Mira primero a tu alrededor
En qué fijarse
- Placa con el nombre de la calle
- Fachadas claras
- Van os de ventanas y puertas
- Rótulos en las paredes
La historia del lugar
Las fachadas blancas de Dalence surgieron como consecuencia de decisiones que los propietarios de las casas están obligados a cumplir. Esta calle recorre el límite sur de la zona de protección estricta del centro histórico. El límite no está trazado de manera aproximada: el reglamento municipal nombra precisamente la calle Pantaleón Dalence, y considera parte del territorio protegido las parcelas completas de las casas situadas a lo largo de la línea señalada.

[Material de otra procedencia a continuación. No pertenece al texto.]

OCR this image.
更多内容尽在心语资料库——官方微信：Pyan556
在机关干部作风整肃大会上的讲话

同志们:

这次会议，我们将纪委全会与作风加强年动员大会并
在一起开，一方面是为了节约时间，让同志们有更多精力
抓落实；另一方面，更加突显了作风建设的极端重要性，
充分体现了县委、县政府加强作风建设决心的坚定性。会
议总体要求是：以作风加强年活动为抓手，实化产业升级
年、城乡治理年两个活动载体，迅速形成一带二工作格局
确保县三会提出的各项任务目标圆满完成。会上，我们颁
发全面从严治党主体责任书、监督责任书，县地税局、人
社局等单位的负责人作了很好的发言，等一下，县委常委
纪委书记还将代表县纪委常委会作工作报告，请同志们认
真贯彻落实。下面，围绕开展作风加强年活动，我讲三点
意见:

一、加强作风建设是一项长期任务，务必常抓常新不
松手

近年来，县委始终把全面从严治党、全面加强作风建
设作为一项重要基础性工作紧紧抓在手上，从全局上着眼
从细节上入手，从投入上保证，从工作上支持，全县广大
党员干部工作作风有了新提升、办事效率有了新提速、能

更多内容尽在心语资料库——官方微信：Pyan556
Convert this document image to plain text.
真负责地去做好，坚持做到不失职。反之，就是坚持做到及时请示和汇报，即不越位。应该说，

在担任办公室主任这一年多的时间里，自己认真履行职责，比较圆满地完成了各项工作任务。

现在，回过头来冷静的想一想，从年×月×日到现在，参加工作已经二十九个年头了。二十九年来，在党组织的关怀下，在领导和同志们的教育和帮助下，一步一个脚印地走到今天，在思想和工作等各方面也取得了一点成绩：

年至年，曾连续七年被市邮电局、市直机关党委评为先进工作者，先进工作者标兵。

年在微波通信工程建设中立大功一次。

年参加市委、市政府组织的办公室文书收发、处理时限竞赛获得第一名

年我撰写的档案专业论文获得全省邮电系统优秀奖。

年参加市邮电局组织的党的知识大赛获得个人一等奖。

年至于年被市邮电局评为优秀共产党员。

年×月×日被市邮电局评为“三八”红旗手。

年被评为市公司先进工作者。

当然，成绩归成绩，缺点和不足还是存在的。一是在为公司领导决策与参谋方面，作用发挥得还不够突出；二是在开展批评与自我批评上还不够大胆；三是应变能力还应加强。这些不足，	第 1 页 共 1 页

No siempre fue así. Los restauradores encontraron, bajo el encalado blanco de Sucre, capas ocres, verdes, azules y amarillas, y en la fachada de San Francisco, pigmento rojo. En mil ochocientos veintiséis, el periódico El Cóndor de Bolivia llegó incluso a aconsejar a los habitantes que renunciaran a las paredes blancas: el autor advertía que la luz intensamente reflejada podía dañar los ojos y publicó recetas de pintura gris, azul claro y naranja. No hay pruebas de que los habitantes de la ciudad siguieran precisamente esta recomendación del periódico. Las capas conservadas confirman lo principal: la antigua Sucre era mucho más multicolor.
En los años sesenta del siglo veinte, los urbanistas municipales empezaron a fijar una paleta clara para las fachadas. Trataban de proteger el centro histórico de edificaciones que alteraban la altura y el trazado de las calles ya establecidos. El veintisiete de noviembre de mil novecientos sesenta y nueve, el consejo de ministros, bajo la presidencia de Alfredo Ovando Candia, declaró la parte antigua de Sucre ciudad monumental histórica y trazó parte de su límite por Dalence. Las posteriores normas municipales hicieron permanente el control.
Para el propietario de una casa, esto implica un procedimiento muy concreto. La pintura, la reparación, un nuevo rótulo, una ventana o la modificación del tejado requieren la aprobación de la administración del patrimonio histórico. El proyecto lo examina una comisión integrada por especialistas municipales, arquitectos, ingenieros y representantes de organizaciones dedicadas a la protección de monumentos. Pueden autorizar la obra, exigir modificaciones o denegarla. Tras la decisión llegan los yeseros y los pintores; el color anterior vuelve a quedar oculto bajo una capa clara. Así, casas individuales de distintos siglos adquieren una fachada uniforme en la calle.
El nombre completo de la calle conserva otra capa de esta revisión: calle Pantaleón Dalence. Pantaleón Dalence Jiménez fue un juez que procuró la independencia de los tribunales frente a otras instituciones estatales. Sirvió en la Corte Suprema de Justicia de Bolivia, en Sucre, durante treinta y cuatro años y la presidió en tres ocasiones. Tras su muerte, los juristas bolivianos llamaron a Dalence padre de la justicia nacional y, en mil novecientos cincuenta y uno, declararon el día de su nacimiento Día del Juez. Por este servicio judicial, su nombre quedó fijado en la nomenclatura urbana.
Ahora, el apellido del juez está escrito en una pared blanca y en las normas de protección de Sucre. Dalence sigue siendo a la vez una calle residencial corriente y una línea trazada con precisión en el mapa: a un lado de ella, el reglamento municipal considera protegidas las parcelas completas de las casas, incluidas las fachadas que hay que encalar de nuevo.
Información práctica
Calle urbana habitual; acceso libre, el tráfico y la reparación de fachadas pueden cambiar el punto de parada.
Comprobado: 24 de junio de 2026. Comprueba la fuente oficial antes de visitar.Observe las superficies desde la calle, sin entrar en patios privados ni tocar las zonas que se desmoronan. Para esta parada no se necesita un interior abierto.